The neighborhood coyote has been been caught on film as he's made his rounds. 

A doe and two fawns recently came to our yard to feast on persimmons from our curbside tree.  They paid little attention to passing cars.  After eating some fruit, the mother suddenly bolted toward the neighbor's back yard and her girls followed. 

On Monday, I raised the garage door and startled a hawk that had been roosting in our beech tree, assessing the birds at the feeders and in the birdbath as likely dinner prospects. This time he flew away, but we've seen him other times loitering under the bushes close to the feeders. 

On Tuesday, driving down Montpelier Drive, I saw a little blue heron coming in for a landing at the brook. This narrow brook, which runs behind the house on the corner, doesn't seem grand enough to be the home of such an impressive bird, so he may not be back. Still, who knows? 




Saturday, October 8, 2016

The Last Monarch of Summer


We raised 11 mail-order monarch butterflies this summer.  After they flew off, we were delighted to find a half-dozen wild caterpillars on our milkweeds. We waited for them to build chrysalises in our front yard, but one by one, they disappeared. We were so disappointed, and that's when we found out from some members of "The Beautiful Monarch" group on Facebook that we probably should have brought our wild caterpillars into the house to raise. 

On September 18th, I found a caterpillar on the holly bush. He was in the J-shape caterpillars assume just before they build their chrysalis. So we had a survivor after all! I had been looking for chrysalises on the milkweed plants, but learned from the Facebook group that caterpillars don't usually build their chrysalises on milkweeds. A day later, there was no sign of the J-shaped caterpillar, so I assumed we had lost him too.

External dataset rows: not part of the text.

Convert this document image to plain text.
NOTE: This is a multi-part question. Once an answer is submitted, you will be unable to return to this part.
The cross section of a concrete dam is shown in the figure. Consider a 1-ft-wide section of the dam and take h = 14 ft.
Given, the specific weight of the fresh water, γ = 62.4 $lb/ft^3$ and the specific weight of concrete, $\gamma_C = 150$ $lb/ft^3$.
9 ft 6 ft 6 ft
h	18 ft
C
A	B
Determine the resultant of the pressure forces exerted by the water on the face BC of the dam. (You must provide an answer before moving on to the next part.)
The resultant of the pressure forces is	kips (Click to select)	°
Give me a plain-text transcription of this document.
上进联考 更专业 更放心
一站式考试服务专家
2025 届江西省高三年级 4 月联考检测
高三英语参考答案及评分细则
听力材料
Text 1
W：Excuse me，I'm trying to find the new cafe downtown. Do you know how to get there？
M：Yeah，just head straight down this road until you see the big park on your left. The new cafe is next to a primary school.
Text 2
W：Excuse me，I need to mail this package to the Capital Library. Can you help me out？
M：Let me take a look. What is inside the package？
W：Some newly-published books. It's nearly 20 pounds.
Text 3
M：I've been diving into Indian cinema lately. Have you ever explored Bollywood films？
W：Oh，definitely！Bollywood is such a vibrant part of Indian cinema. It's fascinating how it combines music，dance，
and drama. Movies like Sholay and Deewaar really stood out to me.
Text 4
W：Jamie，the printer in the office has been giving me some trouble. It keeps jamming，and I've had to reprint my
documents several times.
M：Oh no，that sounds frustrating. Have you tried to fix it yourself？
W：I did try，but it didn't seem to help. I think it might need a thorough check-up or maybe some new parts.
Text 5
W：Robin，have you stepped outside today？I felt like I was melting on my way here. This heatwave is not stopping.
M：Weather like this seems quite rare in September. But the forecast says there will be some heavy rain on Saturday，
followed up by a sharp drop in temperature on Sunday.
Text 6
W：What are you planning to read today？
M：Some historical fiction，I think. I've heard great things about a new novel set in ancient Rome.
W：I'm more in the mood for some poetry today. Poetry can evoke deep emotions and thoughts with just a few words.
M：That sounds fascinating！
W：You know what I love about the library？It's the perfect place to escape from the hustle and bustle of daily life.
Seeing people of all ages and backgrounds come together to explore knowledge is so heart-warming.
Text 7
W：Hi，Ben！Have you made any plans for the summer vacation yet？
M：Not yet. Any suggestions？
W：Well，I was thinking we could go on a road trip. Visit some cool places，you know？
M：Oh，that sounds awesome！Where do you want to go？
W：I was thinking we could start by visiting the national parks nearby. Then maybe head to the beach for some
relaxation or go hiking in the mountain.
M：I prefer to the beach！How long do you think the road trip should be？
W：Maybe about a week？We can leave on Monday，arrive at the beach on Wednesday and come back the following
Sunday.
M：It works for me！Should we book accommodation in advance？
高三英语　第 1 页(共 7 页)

Then, on September 20th, I spotted a chrysalis on our front porch, near the ceiling. If that was the holly-bush caterpillar, he'd made quite a journey. 


Ten days passed. Nothing happened. It had been cool and rainy, so we were afraid this little guy was never going to emerge. Then, two weeks after the chrysalis appeared, it began to darken, a welcome sign that a butterfly was on its way. Finally, around 7 AM on October 7th--again, it was cool and rainy--the butterfly emerged. He sat absolutely still for three hours. He was still perched motionless when I left the house after 10. When I got home around 2, the sun was shining and he was gone.

With Hurricane Matthew battering the east coast,  I hope he takes the inland route to Mexico.